Evden Uzakta konseptiyle ilerleyeceğimiz serinin ilk yazısına hoş geldiniz. Bugün sizlerle birlikte küçük(!) bir uzay yolculuğunun ilk adımlarını atıp, dünyada bulunan bir akıllı yaşam formu olarak ne kadar önemli olduğumuzu göreceğiz. Kemerlerinizi bağladıysanız başlayalım!

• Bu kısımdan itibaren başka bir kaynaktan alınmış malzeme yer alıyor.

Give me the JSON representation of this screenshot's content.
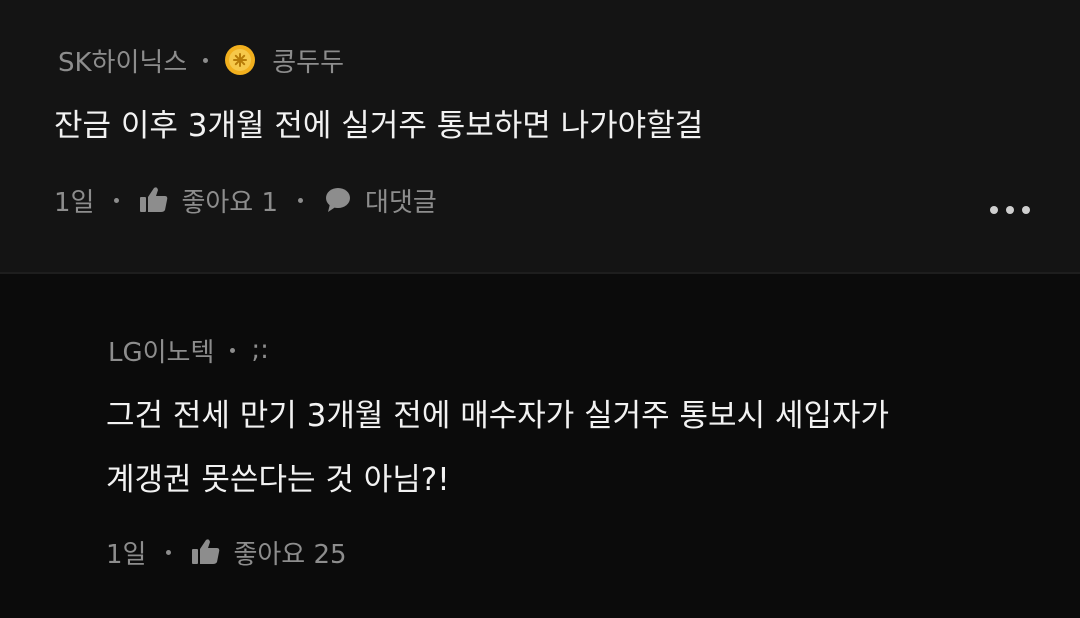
{
  "comments": [
    {
      "company": "SK하이닉스",
      "author": "콩두두",
      "body": "잔금 이후 3개월 전에 실거주 통보하면 나가야할걸",
      "time": "1일",
      "like_label": "좋아요 1",
      "reply_label": "대댓글",
      "badge_icon": "gold-badge-icon",
      "more_icon": "more-options-icon"
    }
  ],
  "reply": {
    "company": "LG이노텍",
    "author": ";:",
    "body_lines": [
      "그건 전세 만기 3개월 전에 매수자가 실거주 통보시 세입자가",
      "계갱권 못쓴다는 것 아님?!"
    ],
    "time": "1일",
    "like_label": "좋아요 25"
  },
  "colors": {
    "background": "#0b0b0b",
    "top_comment_background": "#141414",
    "text_primary": "#f2f2f2",
    "text_secondary": "#8d8d8d",
    "badge": "#f2b01e"
  }
}
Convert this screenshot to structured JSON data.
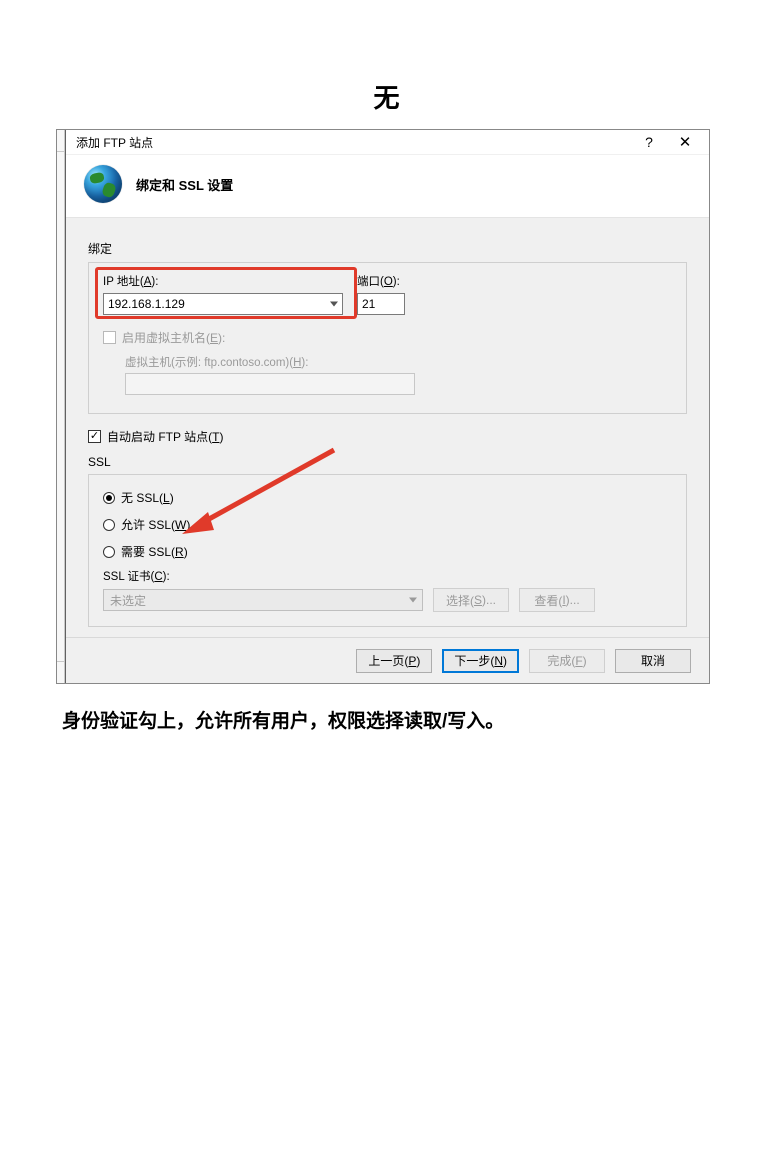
{
  "page_title_top": "无",
  "caption_below": "身份验证勾上，允许所有用户，权限选择读取/写入。",
  "dialog": {
    "title": "添加 FTP 站点",
    "header": "绑定和 SSL 设置",
    "binding": {
      "group_label": "绑定",
      "ip_label_pre": "IP 地址(",
      "ip_label_key": "A",
      "ip_label_post": "):",
      "ip_value": "192.168.1.129",
      "port_label_pre": "端口(",
      "port_label_key": "O",
      "port_label_post": "):",
      "port_value": "21",
      "enable_vh_pre": "启用虚拟主机名(",
      "enable_vh_key": "E",
      "enable_vh_post": "):",
      "vh_hint_pre": "虚拟主机(示例: ftp.contoso.com)(",
      "vh_hint_key": "H",
      "vh_hint_post": "):"
    },
    "autostart_pre": "自动启动 FTP 站点(",
    "autostart_key": "T",
    "autostart_post": ")",
    "ssl": {
      "group_label": "SSL",
      "no_ssl_pre": "无 SSL(",
      "no_ssl_key": "L",
      "no_ssl_post": ")",
      "allow_ssl_pre": "允许 SSL(",
      "allow_ssl_key": "W",
      "allow_ssl_post": ")",
      "require_ssl_pre": "需要 SSL(",
      "require_ssl_key": "R",
      "require_ssl_post": ")",
      "cert_label_pre": "SSL 证书(",
      "cert_label_key": "C",
      "cert_label_post": "):",
      "cert_value": "未选定",
      "select_btn_pre": "选择(",
      "select_btn_key": "S",
      "select_btn_post": ")...",
      "view_btn_pre": "查看(",
      "view_btn_key": "I",
      "view_btn_post": ")..."
    },
    "buttons": {
      "prev_pre": "上一页(",
      "prev_key": "P",
      "prev_post": ")",
      "next_pre": "下一步(",
      "next_key": "N",
      "next_post": ")",
      "finish_pre": "完成(",
      "finish_key": "F",
      "finish_post": ")",
      "cancel": "取消"
    }
  }
}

Uzun zamanlar boyunca uzay hakkında arayış içerisinde olan -bizi bu noktaya getirdikleri için kendilerine teşekkür ediyoruz- ve evrenin Dünya etrafında döndüğünü iddia eden bilim insanlarının aksine Güneş Sistemi, içerisinde adından da anlaşılacağı üzere, henüz gençlik yıllarını yaşayan bir yıldız olan Güneş, Güneş’in yörüngesi etrafında dönen 8 gezegen, yine Güneş’in yörüngesinde dönen 5 cüce gezegen, gezegenlerin ve cüce gezegenlerin yörüngesinde olan uydular, asteroitler, kuyruklu yıldızlar, gök taşları ve bunlarla birlikte sayılabilecek bir sürü farklı cisim bulundurur. Tabii ben de Galileo’nun yalancısıyım. Aforoz edilmeden konuya bağlı kalacak olursak, bu sistemde Güneş’in yörüngesinde bulunan cisimleri Gezegenler, Cüce Gezegenler ve Küçük Güneş Sistemi olmak üzere üç genel başlığa ayırabiliriz.
Sistemde bulunan 8 gezegenin Güneş’e olan yakınlıkları baz alınarak sıralanan ilk dört gezegeni yer benzeri iç gezegen, sonraki dört gezegeni ise gaz devi dış gezegen olarak ikiye ayırabiliyoruz. Bu iki grubun arasında ise metal içerikli asteroitlerden oluşan asteroit kuşağı bulunuyor. Güneşten ve gaz devi dış gezegenlerden uzaklaşınca karşımıza Kuiper Kuşağı çıkıyor. Kuiper Kuşağı buzsu cisimlerden oluşuyor. Bence Güneş’ten fazla uzak olduğu için oraların soğuk olduğu çıkarımını yapabiliriz. Yolculuğumuzun şimdiki kısmında gezegenlere kısaca göz atalım. Latince adları ile birlikte Güneşe(sol) en yakın olan gezegen ile başladığımızda listemize sırası ile Güneş Sisteminde,
–Merkür (Mercurius, Sol1)
–Venüs (Venus, Sol2)
–Dünya (Terra, Sol3)
–Mars (Mars, Sol4)
–Jüpiter (Jupiter, Sol5)
–Satürn (Saturnus, Sol6)
–Uranüs (Uranus, Sol7)
ve en son olarak Neptün (Neptunus, Sol8) bu olağanüstü büyüklükteki sistemin birer parçası olarak milyonlarca yıldır görevlerini idame ettiriyorlar. Bu gezegenlerin Güneş Sistemi’ndeki yörüngelerine oturmadan önce zorlu yollardan geçtiğini, şanslı olmasalardı şu an parçalarının çok uzaklarda olabileceğini unutmamak gerek. Kısacası eğer bir gezegen olacaksak bu devirde olmamızda fayda var!
Hakkında daha evrende kapladığımız alan kadar -neredeyse hiç denecek kadar- konuştuğumuz Güneş Sistemi’nin sonuna geldik. Sistem içerisindeki cisimleri daha detaylı olarak inceleyeceğimiz yazılarda görüşmek üzere, hoşça kalın!